Dov’era Pierluigi Bersani, domenica? Come ha fatto a non capire che era non solo civile, ma conveniente precipitarsi a solidarizzare e far tacere i suoi estremisti interni? E’ arrivato il giorno appresso, con scarsa prontezza di riflessi politici. E come fa il Partito Democratico a non reagire in modo inequivocabile alle parole di Antonimo Di Pietro? Anzi, con Rosy Bindi, sembra parlare la stessa lingua, istituzionalmente sgrammaticata. E’ grave, quel che hanno detto, ed è gravissimo che gli altri non se ne rendano conto. La lotta politica è bene sia ruvida e puntuta, può essere anche durissima, ma non appena un fronte individua nell’altro il “nemico” automaticamente s’è messo un piede fuori dalla democrazia. Per questo Casini ha sbagliato, quella chiamata all’unità è non solo programmaticamente artificiale, ma strutturalmente pericolosa (oltre a somigliare alle coalizioni di Prodi, contro le quali Casini stesso si batteva).

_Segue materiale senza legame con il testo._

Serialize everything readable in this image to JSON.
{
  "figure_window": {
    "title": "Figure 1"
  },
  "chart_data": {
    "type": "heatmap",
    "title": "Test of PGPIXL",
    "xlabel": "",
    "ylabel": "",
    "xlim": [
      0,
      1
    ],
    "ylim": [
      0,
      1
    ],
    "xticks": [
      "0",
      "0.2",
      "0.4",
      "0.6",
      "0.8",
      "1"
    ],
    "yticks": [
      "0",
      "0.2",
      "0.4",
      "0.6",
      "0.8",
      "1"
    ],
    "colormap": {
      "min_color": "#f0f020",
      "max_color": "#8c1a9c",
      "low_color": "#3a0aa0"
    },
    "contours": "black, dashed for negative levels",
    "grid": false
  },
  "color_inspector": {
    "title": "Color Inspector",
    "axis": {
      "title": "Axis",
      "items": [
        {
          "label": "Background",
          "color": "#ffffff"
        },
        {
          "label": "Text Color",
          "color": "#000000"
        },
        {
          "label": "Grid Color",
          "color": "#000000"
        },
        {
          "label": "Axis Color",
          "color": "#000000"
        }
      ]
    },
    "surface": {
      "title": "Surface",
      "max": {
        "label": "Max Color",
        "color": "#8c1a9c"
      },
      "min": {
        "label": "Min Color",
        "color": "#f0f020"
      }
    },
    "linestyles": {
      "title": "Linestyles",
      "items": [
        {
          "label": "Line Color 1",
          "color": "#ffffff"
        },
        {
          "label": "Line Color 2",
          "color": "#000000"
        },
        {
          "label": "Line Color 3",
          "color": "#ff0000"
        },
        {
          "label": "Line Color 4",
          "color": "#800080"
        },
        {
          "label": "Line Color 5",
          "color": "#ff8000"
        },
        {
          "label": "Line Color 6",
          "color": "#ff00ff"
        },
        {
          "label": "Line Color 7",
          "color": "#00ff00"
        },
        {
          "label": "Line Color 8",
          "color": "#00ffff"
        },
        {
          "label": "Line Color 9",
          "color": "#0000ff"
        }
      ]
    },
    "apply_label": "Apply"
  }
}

Nel determinare un clima eccessivo hanno concorso le sconclusionatezze di ambo le parti. Ma non si può pensare che il rispetto, anche fisico, dell’avversario sia una subordinata del suo tacere o abbozzare. Non si può pretendere che chi governa taccia i mali profondissimi della giustizia italiana, nei giorni scorsi trasmessi in mondovisione, o accampare l’insana tesi che l’attesa di un giudizio penale abbia prevalenza sul giudizio elettorale. E se è vero che in uno Stato di diritto ci si difende nel processo, è anche vero che tutti gli ordinamenti democratici hanno guarentigie per gli eletti ed i governanti, così come che la pretesa di un giudizio morale, alternativo a quello elettorale, è tipico dello Stato etico, non di quello democratico.

Parteggiare per Silvio Berlusconi, e la sua formazione politica, è legittimo. Lo fa la maggioranza degli elettori, del resto. Battersi contro di lui e per l’altra parte politica è altrettanto legittimo. Lo fanno molti elettori, del resto. Ma pensare di risolvere la faccenda prescindendo dalla misurazione del consenso elettorale è antidemocratico. E’ illegittimo. Chi non lo capisce ha un difetto di cultura, e di coscienza. Non sa cosa sia il comune sentire istituzionale, sconosce il senso dello Stato. Per questo, talune parole sono state vergognose, ma taluni silenzi hanno dato i brividi.